Military not ready to jump on board NMCI

Although the Navy Marine Corps Intranet (NMCI) is being touted as an example

for the entire Defense Department, some high-ranking officials are taking

a wait-and-see approach.

"The other services cannot sign on now. Conceptually I think it is a

great idea. I give kudos to the Navy, but all they've done so far is to

let a contract. The challenge will be in implementing it," said Lt. Gen.

Peter Cuviello, chief information officer of the Army.

Under NMCI, Electronic Data Systems Corp. will install and manage 350,000

PCs for the Navy and Marines. The contract was awarded in early October

and is potentially worth $6.9 billion.

"They have leadership [support], but the Navy, like the other services,

is a monolithic organization, and they have got to get this moving," Cuviello

said. "The money is not there. There's plenty [of money] in the Navy, but

it is not in the budget line, so it has to come from all kinds of other


Other high-ranking officials echoed Cuviello's conclusions.

"Something that size is fraught with a lot of challenges, and I think

everybody in the community is hoping the Navy has picked a good, winning

strategy for tackling a tough problem across a broad range of challenges,"

said Air Force Brig. Gen.
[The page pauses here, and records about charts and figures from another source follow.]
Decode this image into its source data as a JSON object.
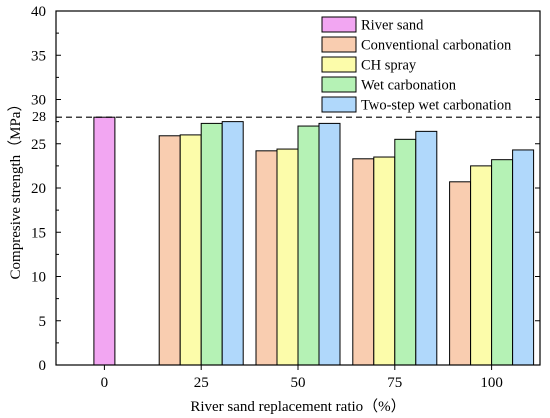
{
  "chart_data": {
    "type": "bar",
    "categories": [
      "0",
      "25",
      "50",
      "75",
      "100"
    ],
    "xlabel": "River sand replacement ratio（%）",
    "ylabel": "Compresive strength（MPa）",
    "ylim": [
      0,
      40
    ],
    "yticks": [
      0,
      5,
      10,
      15,
      20,
      25,
      30,
      35,
      40
    ],
    "reference_line": {
      "value": 28,
      "label": "28",
      "style": "dashed"
    },
    "legend_position": "top-right",
    "series": [
      {
        "name": "River sand",
        "color": "#f2a6f2",
        "values": [
          28.0,
          null,
          null,
          null,
          null
        ]
      },
      {
        "name": "Conventional carbonation",
        "color": "#f9cdb0",
        "values": [
          null,
          25.9,
          24.2,
          23.3,
          20.7
        ]
      },
      {
        "name": "CH spray",
        "color": "#fcfcaa",
        "values": [
          null,
          26.0,
          24.4,
          23.5,
          22.5
        ]
      },
      {
        "name": "Wet carbonation",
        "color": "#b5f2b5",
        "values": [
          null,
          27.3,
          27.0,
          25.5,
          23.2
        ]
      },
      {
        "name": "Two-step wet carbonation",
        "color": "#b0d8fb",
        "values": [
          null,
          27.5,
          27.3,
          26.4,
          24.3
        ]
      }
    ]
  }
}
Dale Meyerrose, director of command and control

systems for U.S. Space Command.

Meyerrose cited a recent Gartner Group study that found 85 percent of

information technology outsourcing contracts are renegotiated within 14

months, a finding he said is supported by Spacecom's own experience.
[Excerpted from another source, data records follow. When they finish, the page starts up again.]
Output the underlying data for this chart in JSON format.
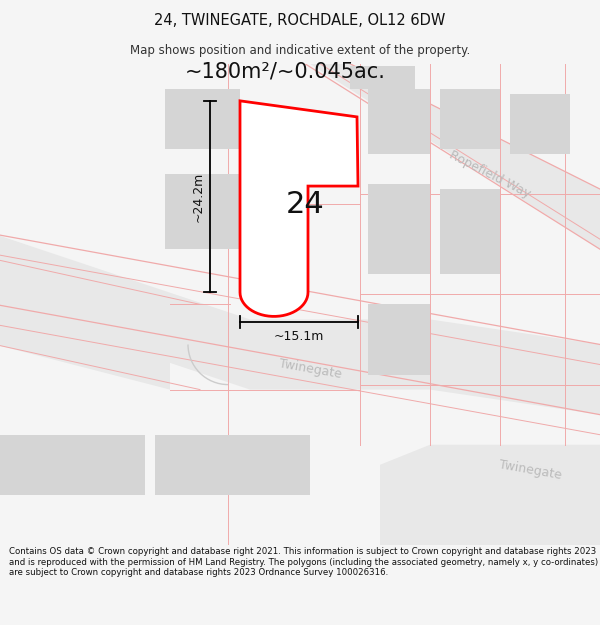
{
  "title": "24, TWINEGATE, ROCHDALE, OL12 6DW",
  "subtitle": "Map shows position and indicative extent of the property.",
  "area_text": "~180m²/~0.045ac.",
  "dim_height": "~24.2m",
  "dim_width": "~15.1m",
  "label": "24",
  "footer": "Contains OS data © Crown copyright and database right 2021. This information is subject to Crown copyright and database rights 2023 and is reproduced with the permission of HM Land Registry. The polygons (including the associated geometry, namely x, y co-ordinates) are subject to Crown copyright and database rights 2023 Ordnance Survey 100026316.",
  "bg_color": "#f5f5f5",
  "map_bg": "#ffffff",
  "bld_color": "#d5d5d5",
  "road_edge": "#cccccc",
  "plot_stroke": "#ff0000",
  "pink_line": "#f0aaaa",
  "street_label_color": "#aaaaaa",
  "ropefield_label": "#bbbbbb",
  "twinegate_label": "#bbbbbb"
}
The study cites three reasons, according to Meyerrose: cost growth,

steadily increasing program requirements, and inability of the contractor

to deliver on promises.

"We have outsourced several networks, and they are much, much smaller

in scope, but the challenges we had are very close to those cited by the

Gartner Group," Meyerrose said.

If NMCI succeeds, Cuviello said, the Army would be more likely to imitate

it rather than join it.

"I hate to say it, but we would probably use it as a model, because

the way the services do business is significantly different," Cuviello said.

"That doesn't mean we can't adopt the best business practices. Bottom line — it would have to be competitive."